China cannot rely on vengeful or conscience-stricken mistresses to blow the whistle on corrupt officials, the newspaper of Beijing’s ruling Communist Party said Wednesday — after several such exposes led some to hail the girlfriends as a new force of graft-busters.

“To pin anti-corruption hopes on them is to go in for evil attacking evil,” the People’s Daily said in an editorial, adding that some ladies seek affairs to blackmail their wealthy, well-connected lovers.

The motives of the mistresses “are the same” as those of the corrupt officials, the editorial declared - “greed.”

China could not rely on such persons to fight corruption, the paper said, according to Reuters news agency.

“It is not the right path for the will of the people.”

Mistresses have blown the whistle on some of the biggest scams to rock Chinese politics.

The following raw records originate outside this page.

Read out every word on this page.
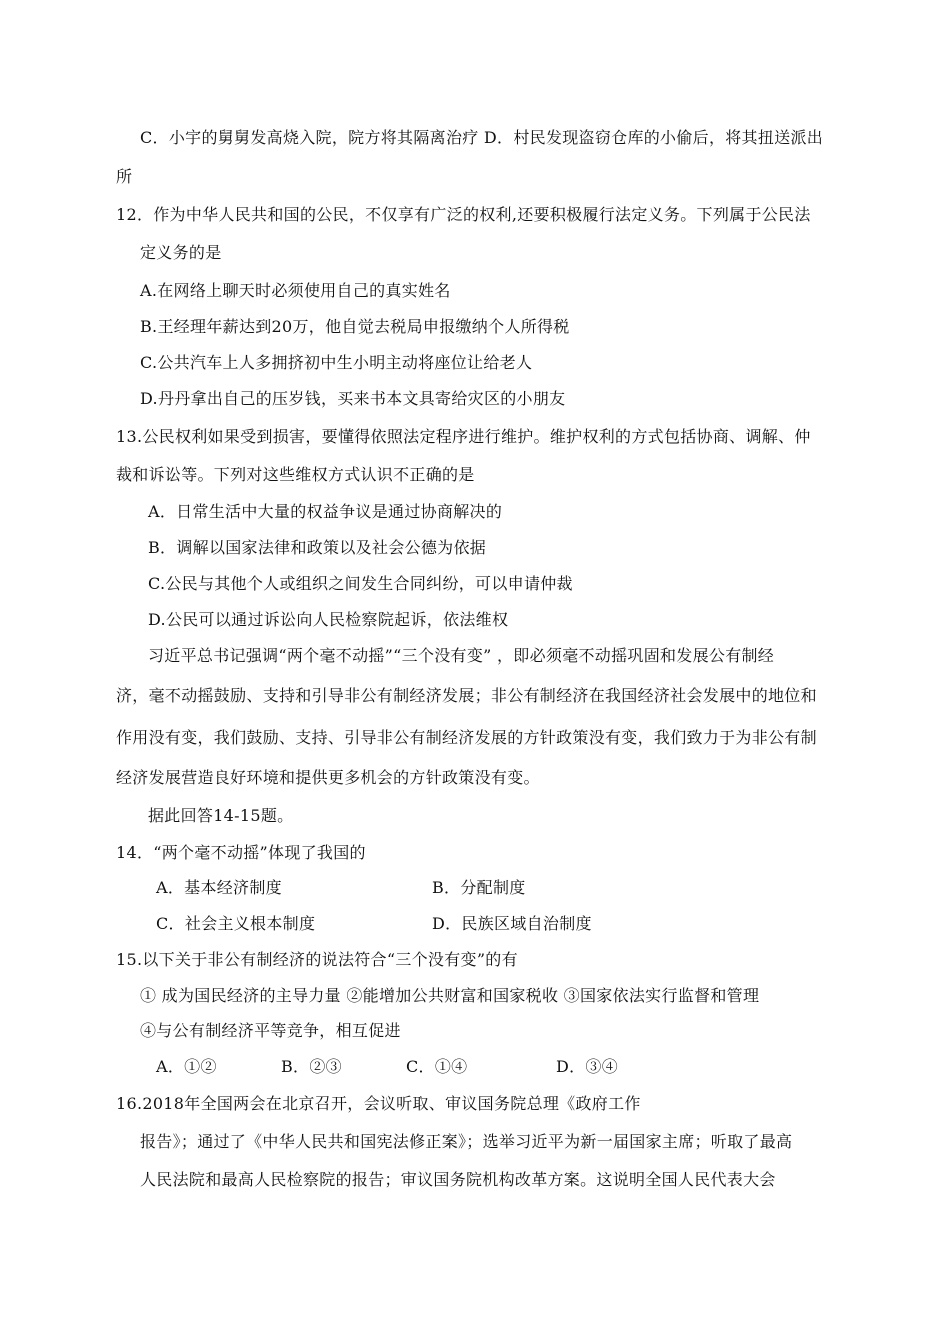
C．小宇的舅舅发高烧入院，院方将其隔离治疗 D．村民发现盗窃仓库的小偷后，将其扭送派出
所
12．作为中华人民共和国的公民，不仅享有广泛的权利,还要积极履行法定义务。下列属于公民法
定义务的是
A.在网络上聊天时必须使用自己的真实姓名
B.王经理年薪达到20万，他自觉去税局申报缴纳个人所得税
C.公共汽车上人多拥挤初中生小明主动将座位让给老人
D.丹丹拿出自己的压岁钱，买来书本文具寄给灾区的小朋友
13.公民权利如果受到损害，要懂得依照法定程序进行维护。维护权利的方式包括协商、调解、仲
裁和诉讼等。下列对这些维权方式认识不正确的是
A．日常生活中大量的权益争议是通过协商解决的
B．调解以国家法律和政策以及社会公德为依据
C.公民与其他个人或组织之间发生合同纠纷，可以申请仲裁
D.公民可以通过诉讼向人民检察院起诉，依法维权
习近平总书记强调“两个毫不动摇”“三个没有变” ，即必须毫不动摇巩固和发展公有制经
济，毫不动摇鼓励、支持和引导非公有制经济发展；非公有制经济在我国经济社会发展中的地位和
作用没有变，我们鼓励、支持、引导非公有制经济发展的方针政策没有变，我们致力于为非公有制
经济发展营造良好环境和提供更多机会的方针政策没有变。
据此回答14-15题。
14．“两个毫不动摇”体现了我国的
A．基本经济制度	B．分配制度
C．社会主义根本制度	D．民族区域自治制度
15.以下关于非公有制经济的说法符合“三个没有变”的有
① 成为国民经济的主导力量 ②能增加公共财富和国家税收 ③国家依法实行监督和管理
④与公有制经济平等竞争，相互促进
A．①②	B．②③	C．①④	D．③④
16.2018年全国两会在北京召开，会议听取、审议国务院总理《政府工作
报告》；通过了《中华人民共和国宪法修正案》；选举习近平为新一届国家主席；听取了最高
人民法院和最高人民检察院的报告；审议国务院机构改革方案。这说明全国人民代表大会
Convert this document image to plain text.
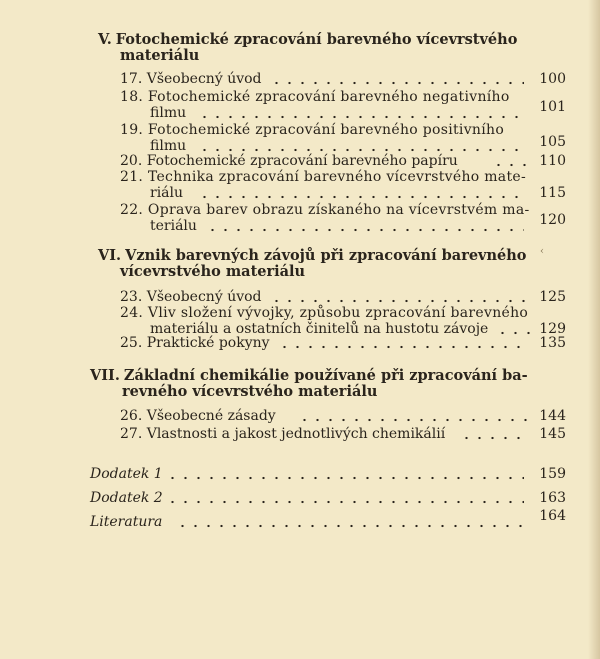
V. Fotochemické zpracování barevného vícevrstvého
materiálu
17. Všeobecný úvod	100
18. Fotochemické zpracování barevného negativního
filmu	101
19. Fotochemické zpracování barevného positivního
filmu	105
20. Fotochemické zpracování barevného papíru	110
21. Technika zpracování barevného vícevrstvého mate-
riálu	115
22. Oprava barev obrazu získaného na vícevrstvém ma-
teriálu	120
VI. Vznik barevných závojů při zpracování barevného
vícevrstvého materiálu
23. Všeobecný úvod	125
24. Vliv složení vývojky, způsobu zpracování barevného
materiálu a ostatních činitelů na hustotu závoje	129
25. Praktické pokyny	135
VII. Základní chemikálie používané při zpracování ba-
revného vícevrstvého materiálu
26. Všeobecné zásady	144
27. Vlastnosti a jakost jednotlivých chemikálií	145
Dodatek 1	159
Dodatek 2	163
Literatura	164
‹
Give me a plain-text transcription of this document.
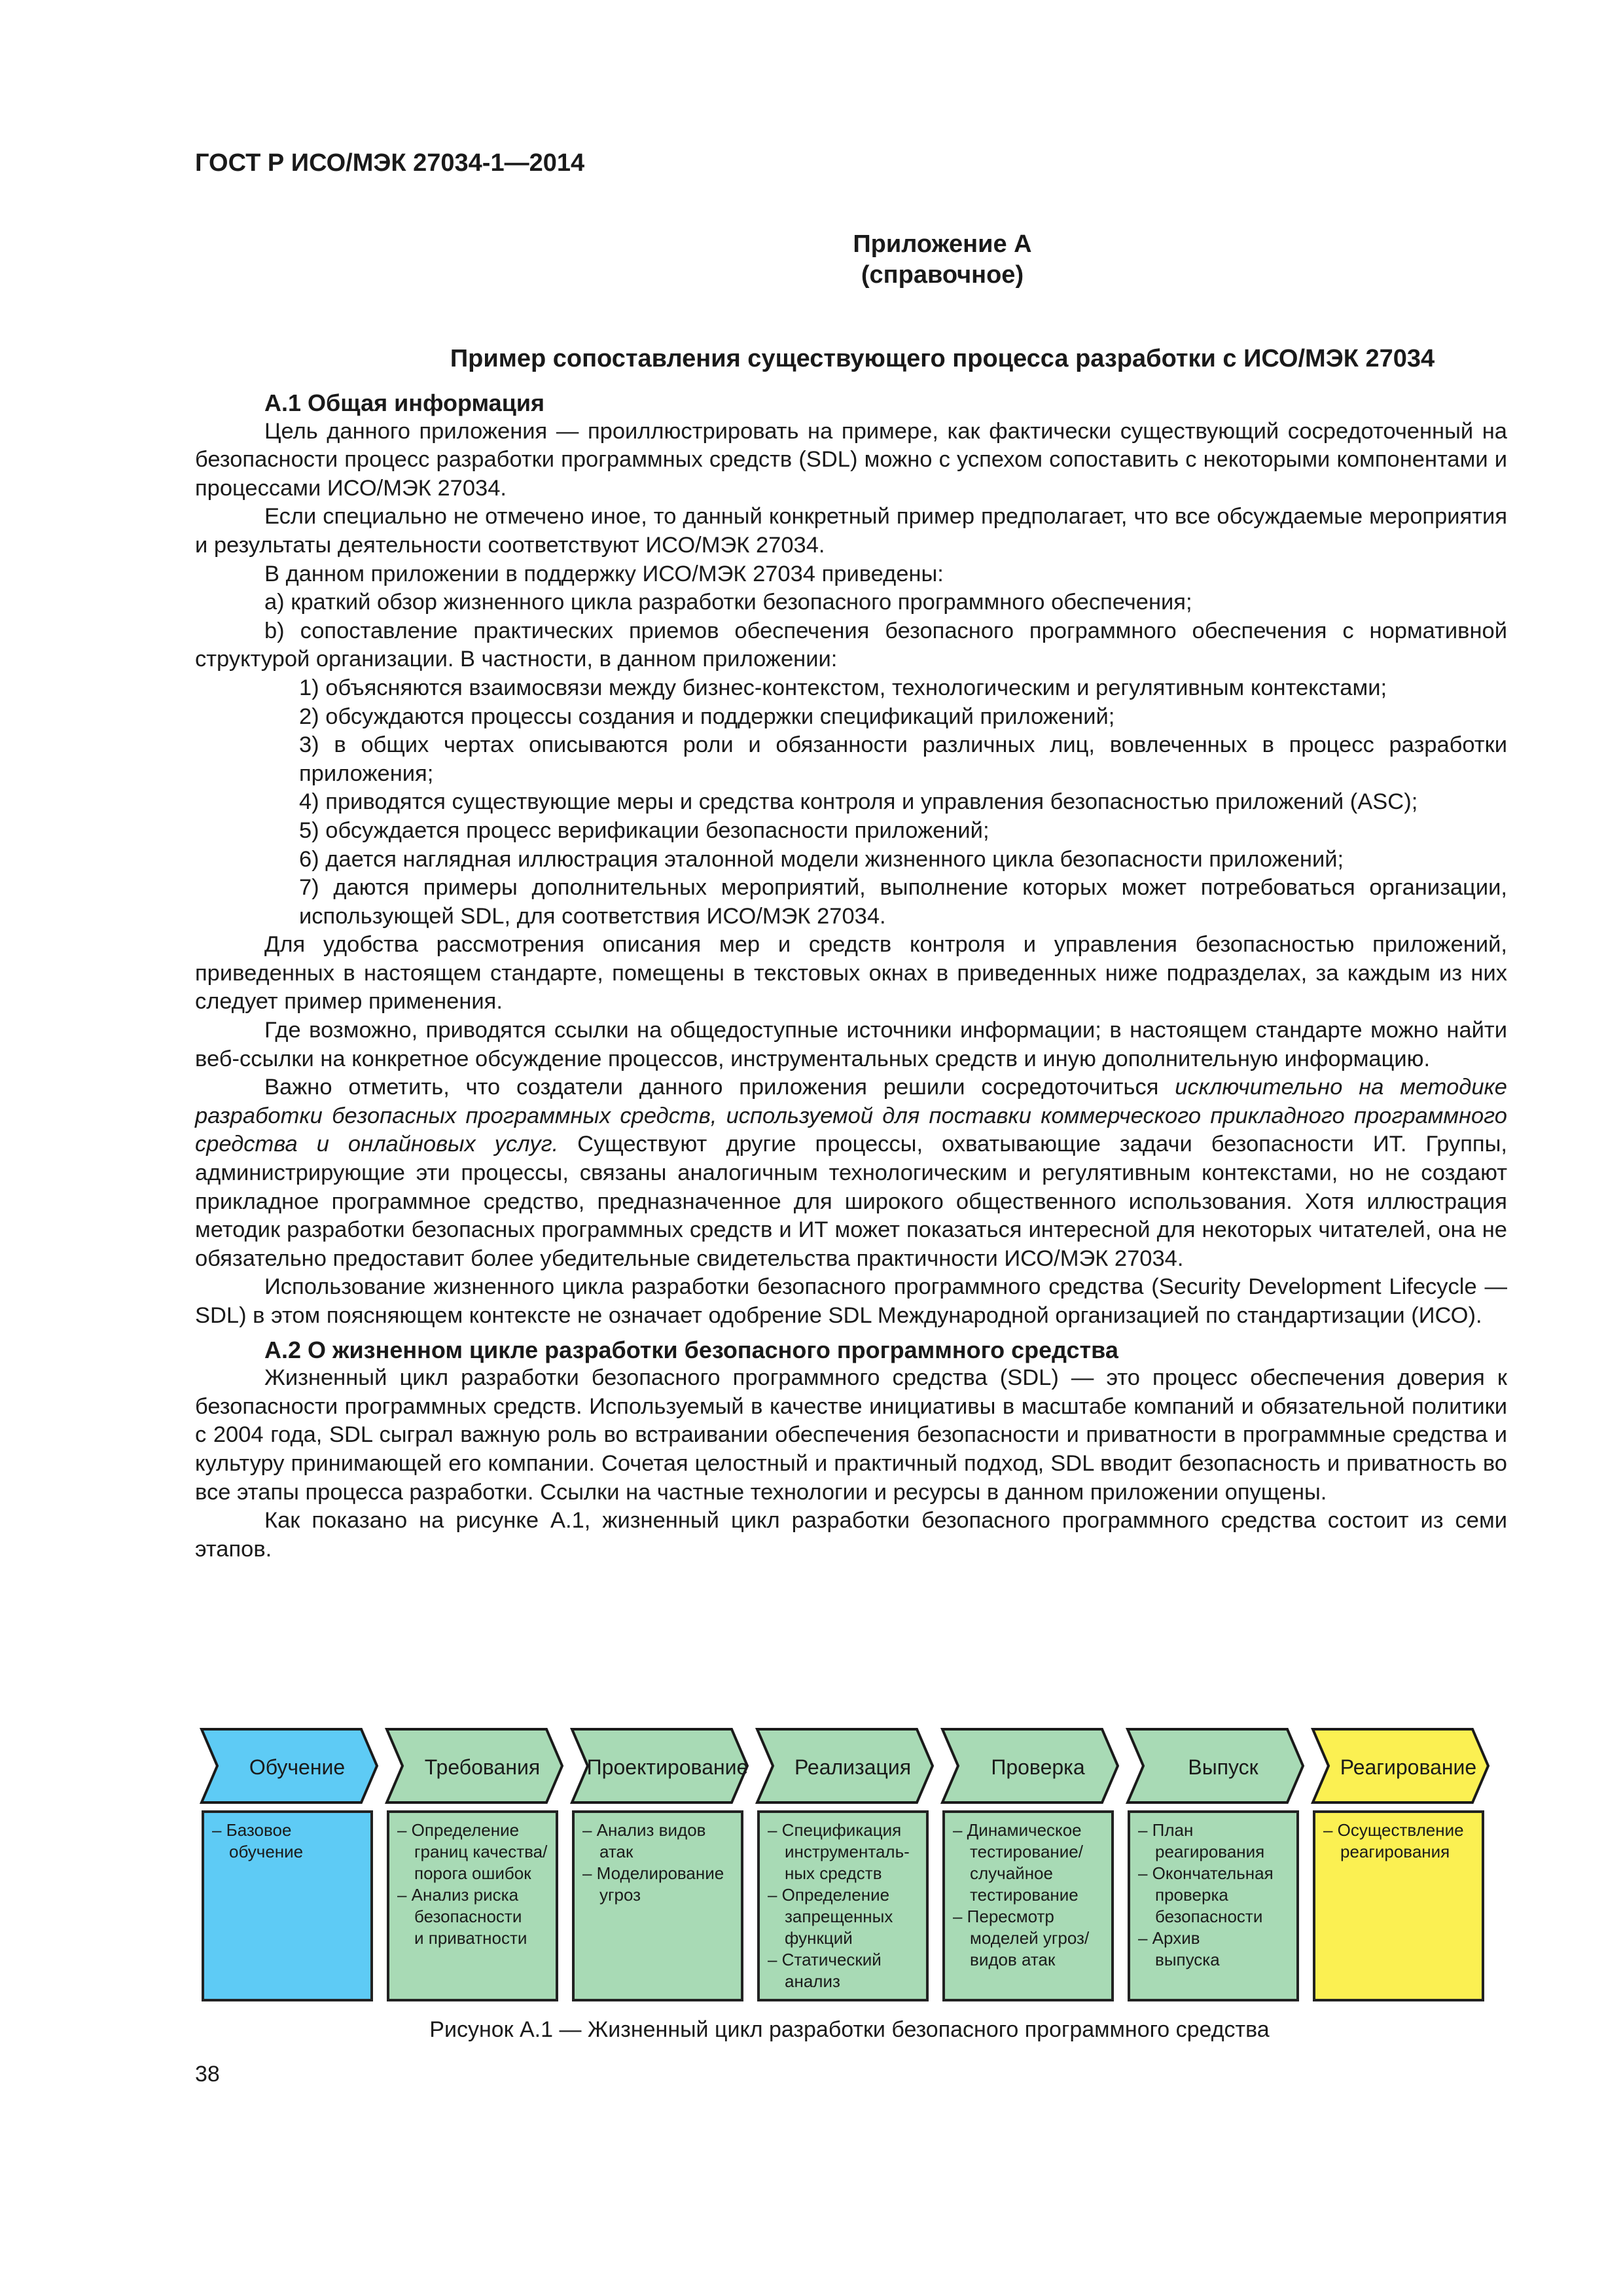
ГОСТ Р ИСО/МЭК 27034-1—2014
Приложение А
(справочное)
Пример сопоставления существующего процесса разработки с ИСО/МЭК 27034

А.1 Общая информация

Цель данного приложения — проиллюстрировать на примере, как фактически существующий сосредоточенный на безопасности процесс разработки программных средств (SDL) можно с успехом сопоставить с некоторыми компонентами и процессами ИСО/МЭК 27034.

Если специально не отмечено иное, то данный конкретный пример предполагает, что все обсуждаемые мероприятия и результаты деятельности соответствуют ИСО/МЭК 27034.

В данном приложении в поддержку ИСО/МЭК 27034 приведены:

а) краткий обзор жизненного цикла разработки безопасного программного обеспечения;

b) сопоставление практических приемов обеспечения безопасного программного обеспечения с нормативной структурой организации. В частности, в данном приложении:

1) объясняются взаимосвязи между бизнес-контекстом, технологическим и регулятивным контекстами;

2) обсуждаются процессы создания и поддержки спецификаций приложений;

3) в общих чертах описываются роли и обязанности различных лиц, вовлеченных в процесс разработки приложения;

4) приводятся существующие меры и средства контроля и управления безопасностью приложений (ASC);

5) обсуждается процесс верификации безопасности приложений;

6) дается наглядная иллюстрация эталонной модели жизненного цикла безопасности приложений;

7) даются примеры дополнительных мероприятий, выполнение которых может потребоваться организации, использующей SDL, для соответствия ИСО/МЭК 27034.

Для удобства рассмотрения описания мер и средств контроля и управления безопасностью приложений, приведенных в настоящем стандарте, помещены в текстовых окнах в приведенных ниже подразделах, за каждым из них следует пример применения.

Где возможно, приводятся ссылки на общедоступные источники информации; в настоящем стандарте можно найти веб-ссылки на конкретное обсуждение процессов, инструментальных средств и иную дополнительную информацию.

Важно отметить, что создатели данного приложения решили сосредоточиться исключительно на методике разработки безопасных программных средств, используемой для поставки коммерческого прикладного программного средства и онлайновых услуг. Существуют другие процессы, охватывающие задачи безопасности ИТ. Группы, администрирующие эти процессы, связаны аналогичным технологическим и регулятивным контекстами, но не создают прикладное программное средство, предназначенное для широкого общественного использования. Хотя иллюстрация методик разработки безопасных программных средств и ИТ может показаться интересной для некоторых читателей, она не обязательно предоставит более убедительные свидетельства практичности ИСО/МЭК 27034.

Использование жизненного цикла разработки безопасного программного средства (Security Development Lifecycle — SDL) в этом поясняющем контексте не означает одобрение SDL Международной организацией по стандартизации (ИСО).

А.2 О жизненном цикле разработки безопасного программного средства

Жизненный цикл разработки безопасного программного средства (SDL) — это процесс обеспечения доверия к безопасности программных средств. Используемый в качестве инициативы в масштабе компаний и обязательной политики с 2004 года, SDL сыграл важную роль во встраивании обеспечения безопасности и приватности в программные средства и культуру принимающей его компании. Сочетая целостный и практичный подход, SDL вводит безопасность и приватность во все этапы процесса разработки. Ссылки на частные технологии и ресурсы в данном приложении опущены.

Как показано на рисунке А.1, жизненный цикл разработки безопасного программного средства состоит из семи этапов.

Обучение
– Базовое
обучение
Требования
– Определение
границ качества/
порога ошибок
– Анализ риска
безопасности
и приватности
Проектирование
– Анализ видов
атак
– Моделирование
угроз
Реализация
– Спецификация
инструменталь-
ных средств
– Определение
запрещенных
функций
– Статический
анализ
Проверка
– Динамическое
тестирование/
случайное
тестирование
– Пересмотр
моделей угроз/
видов атак
Выпуск
– План
реагирования
– Окончательная
проверка
безопасности
– Архив
выпуска
Реагирование
– Осуществление
реагирования
Рисунок А.1 — Жизненный цикл разработки безопасного программного средства
38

In one high-profile case this month, Liu Tienan was sacked as deputy chief of China’s top planning agency after his mistress told a reporter that Liu had helped defraud banks of $200 million, state media reported.

The paper noted another case in which a viral Internet video that showed a district party chief having sex with his mistress. The official, Lei Zhengfu, was fired, along with several others in the city of Chongqing.

But his mistress, 24-year-old Zhao Hongxia, was charged with extortion this month for her alleged part in a criminal ring that blackmailed philandering officials by secretly recording their sex sessions.